L'étude recense des mutations génétiques distinctes dans le cancer d'appendice qui peut influencer la demande de règlement

La rareté du cancer d'appendice, représentant moins de 1 pour cent de tumeurs qui proviennent du tractus gastro-intestinal, et le manque de caractéristiques scientifiques pour cette maladie signifie que les directives de traitement actuel recommandent de s'appliquer des traitements aux gens avec le cancer d'appendice qui se destinent pour ceux avec le cancer du côlon.

Pour comprendre pourquoi quelques patients présentant le cancer d'appendice réagissent à la demande de règlement normale alors que d'autres ne font pas, l'École de Médecine de San Diego d'Université de Californie et les chercheurs de centre de lutte contre le cancer de Moores, en collaboration avec le médicament de fondation, ont exécuté le profilage génétique sur 703 tumeurs appendiceal -- le plus grand une telle étude de cette maladie jusqu'à présent -- pour comparer des mutations actuelles dans les deux types de cancer.

Les découvertes, 8 août en ligne publié en oncologie de précision de JCO, confirment que les mutations génétiques dans le cancer d'appendice sont distinctes de ceux trouvées dans le cancer du côlon et que les mutations dans les gènes TP53 et GNAS sont de bons facteurs prédictifs de la survie parmi des gens avec le cancer d'appendice.

« Pour les tumeurs qui sont rares comme le cancer d'appendice, l'obtention des profils moléculaires aidera à recenser des options potentielles de demande de règlement puisque nous n'avons pas les caractéristiques de test clinique pour aider le guide que les demandes de règlement comme nous faisons dans des tumeurs courantes, » ont indiqué l'auteur important John Paul Shen, DM, un boursier post-doctoral dans le laboratoire du co-auteur Trey Ideker, PhD, professeur de médecine d'École de Médecine d'Uc San Diego. « Également important, le profil de mutation peut être employé comme biomarqueur pour séparer les patients à haut risque, qui ont besoin de soins intensifs, des patients à faible risque qui peuvent ne pas avoir besoin des tels soins intensifs. »

L'étude rétrospective a constaté que le cancer d'appendice est composé de cinq sous-types distincts : adénocarcinomes mucoïdes (46 pour cent), adénocarcinomes (30 pour cent), carcinoids de cellules de gobelet (12 pour cent), peritonei de pseudomyxoma (7,7 pour cent) et carcinomes de cellules de sonnerie de sceau (5,2 pour cent).

Une mutation dans le gène GNAS, rare dans le cancer du côlon, s'est avérée tout à fait fréquente dans le cancer d'appendice, particulièrement dans les adénocarcinomes mucoïdes (52 pour cent) et le peritonei de pseudomyxoma (72 pour cent).
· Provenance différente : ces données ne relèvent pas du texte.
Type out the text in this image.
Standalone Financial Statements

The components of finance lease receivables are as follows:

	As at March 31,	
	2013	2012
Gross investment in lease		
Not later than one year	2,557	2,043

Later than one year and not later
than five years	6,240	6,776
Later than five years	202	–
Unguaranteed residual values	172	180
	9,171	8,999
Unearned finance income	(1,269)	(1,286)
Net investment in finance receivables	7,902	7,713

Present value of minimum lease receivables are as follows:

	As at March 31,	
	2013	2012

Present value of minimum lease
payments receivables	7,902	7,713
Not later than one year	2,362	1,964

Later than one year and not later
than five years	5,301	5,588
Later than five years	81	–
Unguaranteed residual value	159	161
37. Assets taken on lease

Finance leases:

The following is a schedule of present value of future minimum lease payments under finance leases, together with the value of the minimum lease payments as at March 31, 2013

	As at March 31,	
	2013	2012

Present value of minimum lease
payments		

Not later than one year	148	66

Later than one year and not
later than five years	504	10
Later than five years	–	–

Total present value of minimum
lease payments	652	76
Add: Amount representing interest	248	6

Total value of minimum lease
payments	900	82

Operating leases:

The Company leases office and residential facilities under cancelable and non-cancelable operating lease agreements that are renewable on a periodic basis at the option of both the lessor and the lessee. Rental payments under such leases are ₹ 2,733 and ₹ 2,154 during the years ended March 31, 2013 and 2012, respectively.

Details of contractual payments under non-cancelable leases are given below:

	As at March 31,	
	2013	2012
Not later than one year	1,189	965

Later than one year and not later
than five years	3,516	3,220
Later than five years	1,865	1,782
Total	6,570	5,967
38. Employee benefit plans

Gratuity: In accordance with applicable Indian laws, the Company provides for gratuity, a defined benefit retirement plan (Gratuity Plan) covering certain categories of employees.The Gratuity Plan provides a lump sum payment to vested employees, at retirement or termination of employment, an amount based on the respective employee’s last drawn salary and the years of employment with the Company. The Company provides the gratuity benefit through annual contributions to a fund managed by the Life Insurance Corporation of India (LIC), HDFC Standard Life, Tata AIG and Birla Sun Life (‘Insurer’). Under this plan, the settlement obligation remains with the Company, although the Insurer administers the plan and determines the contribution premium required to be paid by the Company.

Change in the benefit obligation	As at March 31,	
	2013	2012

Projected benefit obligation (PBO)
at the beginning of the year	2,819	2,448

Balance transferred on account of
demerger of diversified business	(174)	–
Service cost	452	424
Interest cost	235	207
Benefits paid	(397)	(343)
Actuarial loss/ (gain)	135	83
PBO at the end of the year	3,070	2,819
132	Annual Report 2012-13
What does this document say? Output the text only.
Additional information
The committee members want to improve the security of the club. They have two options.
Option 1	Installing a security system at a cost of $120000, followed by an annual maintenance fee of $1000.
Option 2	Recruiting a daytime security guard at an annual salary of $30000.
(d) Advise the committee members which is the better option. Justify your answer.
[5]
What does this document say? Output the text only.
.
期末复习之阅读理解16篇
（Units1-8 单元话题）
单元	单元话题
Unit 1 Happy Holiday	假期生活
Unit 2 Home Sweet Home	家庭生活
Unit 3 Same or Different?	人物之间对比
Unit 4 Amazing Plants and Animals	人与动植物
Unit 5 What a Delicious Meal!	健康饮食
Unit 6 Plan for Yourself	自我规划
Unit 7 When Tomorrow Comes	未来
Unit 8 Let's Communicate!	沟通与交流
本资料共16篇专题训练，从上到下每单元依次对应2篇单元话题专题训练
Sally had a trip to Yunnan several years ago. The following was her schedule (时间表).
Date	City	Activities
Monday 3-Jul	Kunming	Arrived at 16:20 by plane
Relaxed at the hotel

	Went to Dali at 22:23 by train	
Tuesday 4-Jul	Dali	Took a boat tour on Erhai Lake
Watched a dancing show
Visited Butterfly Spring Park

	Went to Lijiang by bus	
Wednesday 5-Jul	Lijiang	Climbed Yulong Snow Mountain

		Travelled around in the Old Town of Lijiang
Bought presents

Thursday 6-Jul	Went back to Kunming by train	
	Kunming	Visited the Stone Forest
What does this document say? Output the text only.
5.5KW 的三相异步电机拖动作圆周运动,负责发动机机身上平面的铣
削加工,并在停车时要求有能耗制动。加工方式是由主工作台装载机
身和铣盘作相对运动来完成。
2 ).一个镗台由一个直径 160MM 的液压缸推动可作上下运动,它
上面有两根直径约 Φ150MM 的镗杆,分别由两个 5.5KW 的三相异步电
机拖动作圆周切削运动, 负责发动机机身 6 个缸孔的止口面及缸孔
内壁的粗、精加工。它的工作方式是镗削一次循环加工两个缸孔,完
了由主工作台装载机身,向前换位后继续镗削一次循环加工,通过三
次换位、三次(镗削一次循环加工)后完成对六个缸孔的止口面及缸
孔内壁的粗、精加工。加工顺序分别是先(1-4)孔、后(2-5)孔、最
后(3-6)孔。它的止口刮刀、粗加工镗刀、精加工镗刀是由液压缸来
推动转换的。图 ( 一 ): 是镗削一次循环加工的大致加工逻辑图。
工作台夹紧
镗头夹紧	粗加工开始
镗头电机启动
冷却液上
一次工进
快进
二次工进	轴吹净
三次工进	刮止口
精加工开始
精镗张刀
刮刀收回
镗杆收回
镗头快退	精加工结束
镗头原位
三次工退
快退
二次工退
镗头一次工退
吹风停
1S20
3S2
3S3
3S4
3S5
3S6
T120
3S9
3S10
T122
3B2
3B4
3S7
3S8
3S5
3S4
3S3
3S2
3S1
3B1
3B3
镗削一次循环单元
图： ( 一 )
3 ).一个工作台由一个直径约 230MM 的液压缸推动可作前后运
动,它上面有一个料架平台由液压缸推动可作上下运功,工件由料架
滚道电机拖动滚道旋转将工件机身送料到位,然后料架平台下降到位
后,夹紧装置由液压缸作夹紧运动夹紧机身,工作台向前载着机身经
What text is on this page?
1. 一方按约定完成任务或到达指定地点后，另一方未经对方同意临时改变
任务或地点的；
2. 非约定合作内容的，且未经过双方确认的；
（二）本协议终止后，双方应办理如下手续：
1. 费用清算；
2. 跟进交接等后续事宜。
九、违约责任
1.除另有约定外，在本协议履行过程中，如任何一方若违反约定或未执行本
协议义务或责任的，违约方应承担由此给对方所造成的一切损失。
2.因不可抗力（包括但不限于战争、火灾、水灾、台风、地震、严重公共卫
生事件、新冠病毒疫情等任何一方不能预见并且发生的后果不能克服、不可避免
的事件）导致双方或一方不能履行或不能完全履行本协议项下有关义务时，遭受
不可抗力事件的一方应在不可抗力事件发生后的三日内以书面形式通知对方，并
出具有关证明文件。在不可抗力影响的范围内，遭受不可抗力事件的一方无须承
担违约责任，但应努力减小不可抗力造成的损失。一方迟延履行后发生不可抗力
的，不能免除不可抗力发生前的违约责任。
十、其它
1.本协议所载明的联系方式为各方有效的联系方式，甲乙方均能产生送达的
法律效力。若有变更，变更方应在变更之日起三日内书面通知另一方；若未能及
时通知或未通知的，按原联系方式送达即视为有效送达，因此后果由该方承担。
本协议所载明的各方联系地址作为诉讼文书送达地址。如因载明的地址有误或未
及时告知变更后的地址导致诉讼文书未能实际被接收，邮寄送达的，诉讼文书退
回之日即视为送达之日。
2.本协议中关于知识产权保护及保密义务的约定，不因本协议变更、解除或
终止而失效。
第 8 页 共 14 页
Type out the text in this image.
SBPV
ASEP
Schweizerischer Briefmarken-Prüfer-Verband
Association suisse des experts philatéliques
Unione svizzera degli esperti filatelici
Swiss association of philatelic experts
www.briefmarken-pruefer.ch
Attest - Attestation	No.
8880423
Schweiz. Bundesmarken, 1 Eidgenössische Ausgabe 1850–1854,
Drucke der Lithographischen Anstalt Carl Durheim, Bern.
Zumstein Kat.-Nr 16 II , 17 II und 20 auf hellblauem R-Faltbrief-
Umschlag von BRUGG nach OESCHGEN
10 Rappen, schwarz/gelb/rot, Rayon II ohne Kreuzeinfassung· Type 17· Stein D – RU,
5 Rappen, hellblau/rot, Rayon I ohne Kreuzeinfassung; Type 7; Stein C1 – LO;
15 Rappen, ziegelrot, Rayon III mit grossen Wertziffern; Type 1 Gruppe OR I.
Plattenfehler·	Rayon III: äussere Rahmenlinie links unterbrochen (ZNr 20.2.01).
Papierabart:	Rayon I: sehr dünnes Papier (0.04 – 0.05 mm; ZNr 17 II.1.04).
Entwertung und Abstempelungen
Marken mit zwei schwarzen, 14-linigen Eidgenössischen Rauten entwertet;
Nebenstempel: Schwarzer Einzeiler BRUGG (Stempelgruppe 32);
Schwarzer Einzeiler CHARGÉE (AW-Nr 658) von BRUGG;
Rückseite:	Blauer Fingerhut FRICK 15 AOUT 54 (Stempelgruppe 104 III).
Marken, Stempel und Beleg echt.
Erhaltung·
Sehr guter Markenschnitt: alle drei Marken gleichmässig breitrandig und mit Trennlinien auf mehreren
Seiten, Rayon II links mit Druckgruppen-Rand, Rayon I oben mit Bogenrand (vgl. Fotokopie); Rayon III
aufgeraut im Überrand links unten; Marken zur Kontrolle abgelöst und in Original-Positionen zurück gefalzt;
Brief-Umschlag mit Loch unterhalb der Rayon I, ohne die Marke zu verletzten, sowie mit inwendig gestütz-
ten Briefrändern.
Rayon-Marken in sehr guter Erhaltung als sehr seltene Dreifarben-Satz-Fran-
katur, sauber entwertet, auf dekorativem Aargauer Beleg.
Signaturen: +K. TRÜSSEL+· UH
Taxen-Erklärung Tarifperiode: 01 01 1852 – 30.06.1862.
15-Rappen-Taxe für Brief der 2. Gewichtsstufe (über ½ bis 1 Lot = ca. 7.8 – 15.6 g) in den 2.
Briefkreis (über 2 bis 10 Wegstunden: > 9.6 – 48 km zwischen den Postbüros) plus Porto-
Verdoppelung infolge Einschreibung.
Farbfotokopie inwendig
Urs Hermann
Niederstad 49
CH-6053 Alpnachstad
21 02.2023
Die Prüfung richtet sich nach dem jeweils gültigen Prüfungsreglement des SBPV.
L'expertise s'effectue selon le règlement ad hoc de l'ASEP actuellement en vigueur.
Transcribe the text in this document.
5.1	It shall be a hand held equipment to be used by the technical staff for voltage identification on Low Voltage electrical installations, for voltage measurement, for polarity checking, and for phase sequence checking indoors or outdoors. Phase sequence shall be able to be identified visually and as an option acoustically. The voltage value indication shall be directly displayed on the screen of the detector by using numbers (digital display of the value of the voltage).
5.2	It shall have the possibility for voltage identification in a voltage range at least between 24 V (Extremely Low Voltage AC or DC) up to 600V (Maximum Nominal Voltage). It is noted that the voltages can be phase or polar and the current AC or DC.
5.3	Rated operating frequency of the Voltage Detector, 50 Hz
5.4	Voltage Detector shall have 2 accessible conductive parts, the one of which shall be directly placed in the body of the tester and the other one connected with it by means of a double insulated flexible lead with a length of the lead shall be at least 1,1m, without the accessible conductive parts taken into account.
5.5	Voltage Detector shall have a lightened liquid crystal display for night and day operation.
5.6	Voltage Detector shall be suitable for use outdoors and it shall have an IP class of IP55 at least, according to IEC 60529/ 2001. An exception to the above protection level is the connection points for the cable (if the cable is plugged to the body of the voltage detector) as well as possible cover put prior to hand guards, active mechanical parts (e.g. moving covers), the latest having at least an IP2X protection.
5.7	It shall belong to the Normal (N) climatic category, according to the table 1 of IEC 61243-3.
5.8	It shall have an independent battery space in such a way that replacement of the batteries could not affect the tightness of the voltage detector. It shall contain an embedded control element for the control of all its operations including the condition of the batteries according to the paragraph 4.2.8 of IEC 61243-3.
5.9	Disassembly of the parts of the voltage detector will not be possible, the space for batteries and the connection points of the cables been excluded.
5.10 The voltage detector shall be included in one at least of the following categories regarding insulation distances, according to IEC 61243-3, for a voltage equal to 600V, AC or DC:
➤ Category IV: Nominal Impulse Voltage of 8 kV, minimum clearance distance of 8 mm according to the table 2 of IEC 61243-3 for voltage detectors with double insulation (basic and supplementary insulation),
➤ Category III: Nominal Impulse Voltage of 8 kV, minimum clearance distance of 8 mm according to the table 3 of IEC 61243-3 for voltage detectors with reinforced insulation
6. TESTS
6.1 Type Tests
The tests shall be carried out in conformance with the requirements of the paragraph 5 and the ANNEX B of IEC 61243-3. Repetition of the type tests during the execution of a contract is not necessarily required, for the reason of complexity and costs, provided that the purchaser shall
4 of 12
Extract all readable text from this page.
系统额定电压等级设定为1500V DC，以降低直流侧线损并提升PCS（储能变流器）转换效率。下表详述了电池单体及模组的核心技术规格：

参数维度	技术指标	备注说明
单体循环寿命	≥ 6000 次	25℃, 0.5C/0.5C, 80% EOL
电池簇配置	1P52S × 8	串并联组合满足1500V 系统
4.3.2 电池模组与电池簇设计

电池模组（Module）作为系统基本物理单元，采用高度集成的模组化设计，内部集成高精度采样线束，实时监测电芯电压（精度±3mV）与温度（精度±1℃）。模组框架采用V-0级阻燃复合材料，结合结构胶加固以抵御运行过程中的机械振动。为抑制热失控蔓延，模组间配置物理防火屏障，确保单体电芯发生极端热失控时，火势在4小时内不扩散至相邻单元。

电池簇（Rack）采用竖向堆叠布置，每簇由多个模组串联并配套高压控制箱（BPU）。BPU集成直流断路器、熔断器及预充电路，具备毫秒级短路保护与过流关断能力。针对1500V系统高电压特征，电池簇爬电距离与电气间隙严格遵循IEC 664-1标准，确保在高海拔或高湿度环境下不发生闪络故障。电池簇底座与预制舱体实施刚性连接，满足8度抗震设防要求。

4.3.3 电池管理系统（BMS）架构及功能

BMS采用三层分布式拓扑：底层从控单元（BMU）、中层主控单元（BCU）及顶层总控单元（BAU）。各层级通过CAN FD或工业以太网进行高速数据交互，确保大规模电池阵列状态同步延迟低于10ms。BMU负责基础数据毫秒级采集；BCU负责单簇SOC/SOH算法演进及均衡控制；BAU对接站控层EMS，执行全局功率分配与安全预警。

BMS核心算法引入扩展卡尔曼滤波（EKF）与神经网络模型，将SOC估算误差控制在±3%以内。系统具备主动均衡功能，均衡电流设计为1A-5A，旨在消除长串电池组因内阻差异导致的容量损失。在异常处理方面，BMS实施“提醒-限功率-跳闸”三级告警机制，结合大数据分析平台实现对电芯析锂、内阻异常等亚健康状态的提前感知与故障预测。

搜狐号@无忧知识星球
Les patients avec des tumeurs hébergeant une mutation de GNAS ont eu une survie médiane de presque 10 ans, alors que ceux dont les tumeurs ont eu une mutation TP53 avaient la survie médiane de seulement trois ans. Les patients qui n'ont eu ni l'une ni l'autre de mutation génique ont eu un régime de survie médiane de six ans.

« Ceci conclusion saisissante soulève la question de si des patients présentant le stade précoce, tumeurs de GNAS-mutant doivent être soignés avec la chimiothérapie, car il est possible ils pourraient être guéris avec la chirurgie seule ; une question que nous nous orienterons en circuit dans notre prochaine étude, » a dit Shen.

La « compréhension des différences moléculaires entre les sous-types de tumeurs appendiceal est une pierre de progression importante pour que les futurs tests cliniques se développent et vérifier les différentes approches thérapeutiques qui sont spécifiques à cette maladie, » a dit l'auteur Olivier supérieur Harismendy, PhD, professeur adjoint de médicament au centre de lutte contre le cancer d'Uc San Diego Moores.